O comunicado, que aparece nos extratos e aplicativos dos bancos responsáveis pelos pagamentos, dá um prazo de 30 dias para que o procedimento seja concluído. Caso contrário, o benefício pode ser bloqueado temporariamente.
A exigência da prova de vida tem como principal objetivo evitar fraudes e pagamentos indevidos, além de assegurar que o benefício chegue de fato a quem tem direito.
Desde a adoção do modelo automatizado, que teve início em 2023, o INSS passou a confirmar que os segurados estão vivos por meio de cruzamento de informações com outros órgãos públicos, como registros de vacinação, movimentação bancária e renovação de documentos. Mesmo assim, parte dos beneficiários ainda precisa realizar o processo manualmente. Nesses casos, a prova de vida pode ser feita de forma simples pelo aplicativo ou site do Meu INSS, mediante reconhecimento facial, pelo aplicativo do banco responsável pelo pagamento ou presencialmente na agência bancária com documento oficial de identificação. O procedimento é gratuito e, em geral, leva poucos minutos para ser concluído.

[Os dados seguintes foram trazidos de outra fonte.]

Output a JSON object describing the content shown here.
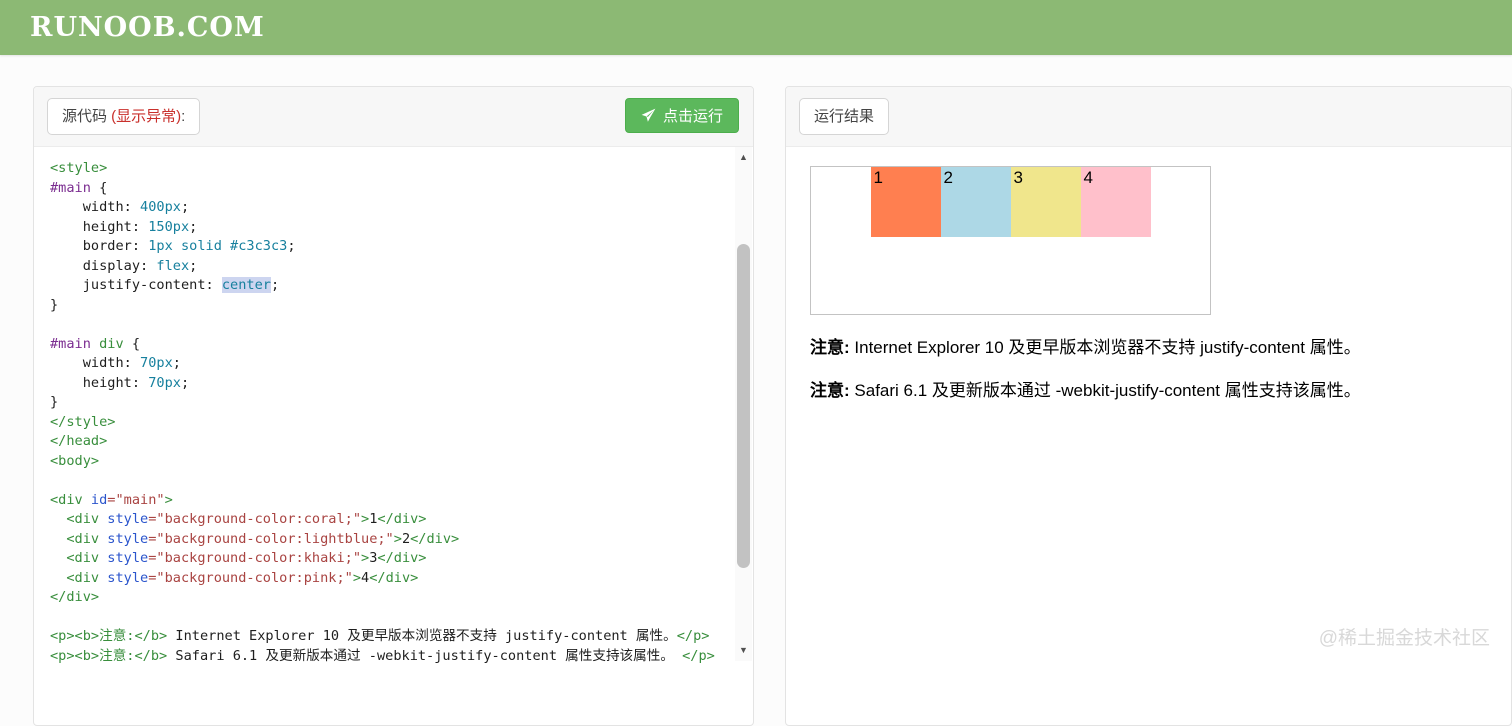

O INSS reforça que não realiza contato direto por telefone, mensagens de texto ou aplicativos de mensagem para solicitar a prova de vida, dados pessoais ou documentos, tampouco envia representantes para visitas domiciliares. Todas as informações oficiais estão disponíveis nos canais do governo, como o portal gov.br/inss, o aplicativo Meu INSS e a central telefônica 135, que funciona diariamente das 7h às 22h.

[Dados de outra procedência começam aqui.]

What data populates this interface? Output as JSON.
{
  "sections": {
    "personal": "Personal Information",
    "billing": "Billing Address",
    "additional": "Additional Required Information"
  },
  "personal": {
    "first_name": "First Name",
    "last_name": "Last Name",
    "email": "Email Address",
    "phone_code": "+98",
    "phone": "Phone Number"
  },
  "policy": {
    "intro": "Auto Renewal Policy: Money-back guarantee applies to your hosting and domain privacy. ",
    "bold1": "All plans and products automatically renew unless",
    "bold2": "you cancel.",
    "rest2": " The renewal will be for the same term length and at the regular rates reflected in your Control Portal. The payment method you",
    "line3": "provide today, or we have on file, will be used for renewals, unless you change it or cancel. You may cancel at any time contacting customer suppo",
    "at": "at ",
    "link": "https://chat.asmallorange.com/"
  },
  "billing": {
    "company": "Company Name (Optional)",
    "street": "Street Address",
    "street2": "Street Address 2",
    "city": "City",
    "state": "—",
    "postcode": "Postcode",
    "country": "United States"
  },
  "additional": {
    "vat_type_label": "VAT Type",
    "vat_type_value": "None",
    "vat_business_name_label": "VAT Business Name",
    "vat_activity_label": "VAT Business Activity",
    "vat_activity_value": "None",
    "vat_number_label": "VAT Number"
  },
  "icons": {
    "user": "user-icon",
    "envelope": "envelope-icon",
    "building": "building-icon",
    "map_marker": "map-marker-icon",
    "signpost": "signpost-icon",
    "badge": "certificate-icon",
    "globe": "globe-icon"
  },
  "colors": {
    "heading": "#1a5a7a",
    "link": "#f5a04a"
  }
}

A recomendação é que os beneficiários verifiquem sua situação o quanto antes e compartilhem a informação com familiares, especialmente idosos e pessoas com pouca familiaridade com o ambiente digital, a fim de evitar bloqueios indevidos e cair em golpes. A prova de vida é mais do que uma formalidade: é uma forma de manter a segurança do sistema previdenciário e garantir que os recursos cheguem a quem realmente precisa.